Quatrièmement, à défaut d’intervention préalable de l’autorité judiciaire, cette nouvelle urgence permettra à l’administration d’abuser plus facilement de son pouvoir, tel qu’elle a déjà pu le faire. En septembre et octobre 2017, par exemple, la police nationale a invoqué l’article 6-1 de la LCEN pour exiger aux hébergeurs Indymedia Nantes et Indymedia Grenoble de retirer quatre tribunes anarchistes faisant l’apologie d’incendies de véhicules de le police et de la gendarmerie. La personnalité qualifiée de la CNIL, informée de ces demandes de censure, en a contesté la légalité devant le tribunal administratif de Cergy-Pontoise. Il a fallu attendre le 4 février 2019 pour que ce dernier reconnaisse10TA Cergy-Pontoise, 4 févr. 2019, n° 1801344, 1801346, 1801348 et 1801352 que la police avait abusé de ses pouvoirs dans l’ensemble des quatre demandes. Ainsi, l’administration a pu contourner la justice pendant un an et demi afin de censurer des opposants politiques. Réduire à une heure le délai laissé aux hébergeurs pour évaluer un contenu signalé par la police ne fera qu’accroître les risques que celle-ci abuse de son pouvoir.

En conclusion, le nouveau délai d’une heure aggrave hors de toute proportion acceptable les risques d’erreurs techniques ou juridiques propres au dispositif de censure administrative, ainsi que les risques d’abus de la part d’une administration qui échappe à tout contre-pouvoir effectif.

Il est utile de souligner que, si le projet de règlement européen visant à lutter contre les contenus terroristes en ligne prévoit aussi un délai d’une heure pour retirer les contenus signalés, ce délai est le principal point de désaccord du débat législatif concernant ce texte, et ce débat est loin d’être achevé. Au cours du dernier examen du Parlement européen, un amendement11Voir l’amendement n° 157 : https://www.europarl.europa.eu/doceo/document/A-8-2019-0193-AM-156-157_FR.pdf de Mme Eva Joly a proposé de remplacer le « délai d’une heure » par « les plus brefs délais » : cet amendement n’a été rejeté qu’à 297 voix favorables contre 300 voix défavorables12Voir les résultats du vote, page 17, à propos de l’amendement n° 157 : http://www.europarl.europa.eu/sides/getDoc.do?pubRef=-//EP//NONSGML+PV+20190417+RES-VOT+DOC+PDF+V0//FR&language=FR, et ce alors même que le texte prévoit davantage de garanties que le droit français, en exigeant notamment que l’injonction de retrait ne puisse être émise que par « une autorité judiciaire ou une autorité administrative fonctionnellement indépendante »13Voir article 17, §1, du texte adopté par le Parlement européen : https://www.europarl.europa.eu/doceo/document/TA-8-2019-0421_FR.html.

II. Sur le nouveau régime de censure en 24 heures

Le II de l’article 1er de la loi qui vous est déférée ajoute un article 6-2 à la LCEN, qui crée un nouveau régime de responsabilité spécifique à certains intermédiaires techniques et à certaines infractions.
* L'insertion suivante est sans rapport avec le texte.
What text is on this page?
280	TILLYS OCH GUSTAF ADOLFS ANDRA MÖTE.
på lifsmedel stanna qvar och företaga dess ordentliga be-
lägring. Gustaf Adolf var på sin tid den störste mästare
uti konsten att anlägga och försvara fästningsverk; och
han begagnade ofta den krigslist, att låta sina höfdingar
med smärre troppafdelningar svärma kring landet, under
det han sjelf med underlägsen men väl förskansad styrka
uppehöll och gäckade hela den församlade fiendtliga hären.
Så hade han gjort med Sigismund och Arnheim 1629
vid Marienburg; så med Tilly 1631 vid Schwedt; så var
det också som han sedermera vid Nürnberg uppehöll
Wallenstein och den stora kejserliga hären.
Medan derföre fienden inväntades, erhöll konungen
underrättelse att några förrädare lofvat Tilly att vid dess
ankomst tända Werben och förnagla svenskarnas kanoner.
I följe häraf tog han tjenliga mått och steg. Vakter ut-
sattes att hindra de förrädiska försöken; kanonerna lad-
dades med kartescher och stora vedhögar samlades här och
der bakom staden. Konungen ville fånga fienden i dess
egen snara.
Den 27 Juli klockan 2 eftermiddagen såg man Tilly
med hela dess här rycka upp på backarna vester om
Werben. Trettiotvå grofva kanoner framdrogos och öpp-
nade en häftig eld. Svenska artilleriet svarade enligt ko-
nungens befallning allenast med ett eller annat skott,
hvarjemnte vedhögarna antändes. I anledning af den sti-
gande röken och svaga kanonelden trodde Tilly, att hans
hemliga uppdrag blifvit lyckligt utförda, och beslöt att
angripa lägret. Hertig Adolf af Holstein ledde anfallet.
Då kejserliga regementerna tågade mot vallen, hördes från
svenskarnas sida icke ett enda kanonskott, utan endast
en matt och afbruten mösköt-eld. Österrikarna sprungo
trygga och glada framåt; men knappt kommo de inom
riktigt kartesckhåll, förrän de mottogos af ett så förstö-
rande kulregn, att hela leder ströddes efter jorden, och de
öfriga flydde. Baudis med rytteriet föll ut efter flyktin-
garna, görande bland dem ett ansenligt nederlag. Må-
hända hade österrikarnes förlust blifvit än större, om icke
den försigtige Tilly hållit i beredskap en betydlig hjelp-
Ce nouveau régime est contraire à la Constitution en raison de l’atteinte disproportionnée à la liberté d’expression qu’elle entraîne, au moins de deux façons.

Sur les plateformes concernées

L’objectif de ce nouveau régime est de contenir la diffusion des discours de haine et de harcèlement sur les grandes plateformes commerciales, en premier titre desquelles Facebook, Youtube et Twitter, en leur imposant des obligations spécifiques. Toutefois, cette obligation ne pèse pas seulement sur les grandes plateformes commerciales, à l’origine du problème, mais sur tout « opérateur » visé à l’article L. 111-7 du code de la consommation et dont le nombre d’utilisateurs dépasse un seuil fixé par décret (que l’on nous annonce à 2 millions). En pratique, des sites sans activité commerciale, tel que Wikipédia, seront aussi concernés.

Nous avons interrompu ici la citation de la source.